At least 25,000 children have been deprived of their right to education in Kati Pahari and its adjoining areas as 30 government schools have been closed and some 400 teachers have stopped coming to work after the area was hit by a wave of targeted killing and violence in July 2011.
The closure of schools has only exacerbated the already appalling educational standards in the area. The education rate in Kati Pahari is a paltry 17 percent, drug use among youngsters is rampant and the poverty so excruciating that half of all households eat the same stale bread for dinner as they do for breakfast, according to an Education Sector Reform Assistant Programme (ESRAP) report by the USAID.
The road which cuts between the two hills of Kati Pahari is filled with signs of the area’s troubled past. On one side lies a drug den where teenagers flock to buy heroine or charas. The wall of a nearby school is punctured with bullets; three other schools lie in ruins, with one of them being used as a garbage dump.

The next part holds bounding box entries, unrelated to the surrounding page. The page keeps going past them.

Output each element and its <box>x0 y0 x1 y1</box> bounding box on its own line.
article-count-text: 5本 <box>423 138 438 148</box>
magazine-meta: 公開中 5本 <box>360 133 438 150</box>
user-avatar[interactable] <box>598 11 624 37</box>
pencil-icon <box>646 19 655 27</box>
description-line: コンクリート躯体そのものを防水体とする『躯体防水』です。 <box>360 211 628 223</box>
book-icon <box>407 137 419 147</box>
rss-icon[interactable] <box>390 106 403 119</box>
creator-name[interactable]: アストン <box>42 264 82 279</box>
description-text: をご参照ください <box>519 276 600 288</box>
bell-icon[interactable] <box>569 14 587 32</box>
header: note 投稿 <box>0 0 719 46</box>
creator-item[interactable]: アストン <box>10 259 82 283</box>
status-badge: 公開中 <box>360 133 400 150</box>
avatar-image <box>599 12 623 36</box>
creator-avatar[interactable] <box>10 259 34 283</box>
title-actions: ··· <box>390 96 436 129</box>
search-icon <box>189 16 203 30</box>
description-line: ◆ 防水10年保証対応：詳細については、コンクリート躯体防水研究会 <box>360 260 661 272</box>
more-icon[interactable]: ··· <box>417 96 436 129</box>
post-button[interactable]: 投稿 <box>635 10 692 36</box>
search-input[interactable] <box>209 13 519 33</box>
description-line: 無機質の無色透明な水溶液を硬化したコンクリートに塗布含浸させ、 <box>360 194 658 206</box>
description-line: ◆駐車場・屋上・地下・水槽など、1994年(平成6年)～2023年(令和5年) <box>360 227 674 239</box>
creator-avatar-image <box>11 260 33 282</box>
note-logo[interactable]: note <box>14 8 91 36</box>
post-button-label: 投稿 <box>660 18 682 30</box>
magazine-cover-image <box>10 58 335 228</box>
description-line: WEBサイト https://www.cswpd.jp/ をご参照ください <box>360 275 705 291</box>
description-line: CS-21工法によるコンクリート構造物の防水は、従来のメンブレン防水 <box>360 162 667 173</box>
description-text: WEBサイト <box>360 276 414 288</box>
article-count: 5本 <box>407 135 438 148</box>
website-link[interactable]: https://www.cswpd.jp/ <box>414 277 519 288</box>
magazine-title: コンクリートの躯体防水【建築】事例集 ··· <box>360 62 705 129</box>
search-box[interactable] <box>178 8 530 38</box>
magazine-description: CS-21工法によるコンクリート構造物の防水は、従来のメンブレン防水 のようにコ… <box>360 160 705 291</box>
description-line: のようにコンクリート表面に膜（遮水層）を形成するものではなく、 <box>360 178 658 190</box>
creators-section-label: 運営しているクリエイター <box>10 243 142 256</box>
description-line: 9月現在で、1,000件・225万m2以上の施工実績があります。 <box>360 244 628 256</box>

The lack of schools is felt most in the areas that surround Kati Pahari, such as De Silva Town, Qasba Colony, Bhutto Colony, UC-13 Orangi Town and Manghopir Road Colony.
The education department was taken by surprise when contacted about the shutdown issue. Unfortunately, Secretary Education Siddiq Memom could not comment on the issue because of a health condition.
Niaz Leghari, Director Schools, after asking for a day to give his comments on the issue, informed The News that “the schools were closed due to prolonged violence in the area; the teachers were being harassed, and the students felt insecure”.
Though the education department could not come up with a list of affected schools, Leghari maintained that notifications to inquire into the matter had been sent after he had been informed by The News about the issue.
However, there is a glimmer of hope for the people of Kati Pahari. This hope comes in the form of a 23-room co-educational school run by the Bright Education Society. The school imparts education to some 700 students from all backgrounds in an area torn by ethnic violence. The Muslims, Christians, Punjabis, Pakhtuns and Urdu-speaking eat together in the school’s dining hall during the lunch, and once a month they gather to watch a movie.
Headmaster Abdul Waheed Khan says that the school follows the principles laid down by Socrates for his own schools. “No one is allowed to fight and everybody has to wait for his turn,” he says.
Khan was born in the locality. Though his fair sun-burnt skin and accented Urdu gives him the air of a Pakhtun, he says that he is actually a “mixed-breed”. “My mother was Urdu-speaking and my father was a Pathan,” he says proudly.
When the school first came into existence back in 1997, it was nothing more than a collection of straw huts. Now, 14 years later, the school features a spacious building, boasts a 90 percent A1 result in the last matriculation exam, and has teachers trained by the Aga Khan University-Institute of Education.
Khan recalls how the students were affected by the wave of violence last year. “They would come with toy guns in their bags, and play “kill the other ethnicity. The teachers had a tough time getting them to mend these habits.”
However, the school has not been completely spared by the violence in which it finds itself. “From August 1, our funds will be exhausted,” he shares. Khan does not take foreign funds, as he is scared that the community may brand him as an American agent. Instead, he relies on philanthropists and businessmen from the locality. But the violence has had its toll on the finances of philanthropists and businessmen too.
But this school is unable to cater to the needs of all the students in the area. Given the dearth of local education facilities, youngsters have drifted to drug abuse and political vandalism in the area. The few private schools that are still functioning have seen a marked drop in attendance.
“Students who once went to school now roam around on the streets, waiting for a law and order situation to erupt, for this is when they can pick pockets and indulge in petty crimes,” says Sajid Hussain, a private schoolteacher from the area.
He maintains that during strikes, political parties use these children for arson, stone pelting and blocking roads. “They say criminals are born here: how can they not be? What has the government and society done to provide them with a good life? They will react by burning the factories of the rich.” Over 7,000 of Sindh’s schools are closed; however, the education minister recently claimed to have made about 3,000 closed schools functional.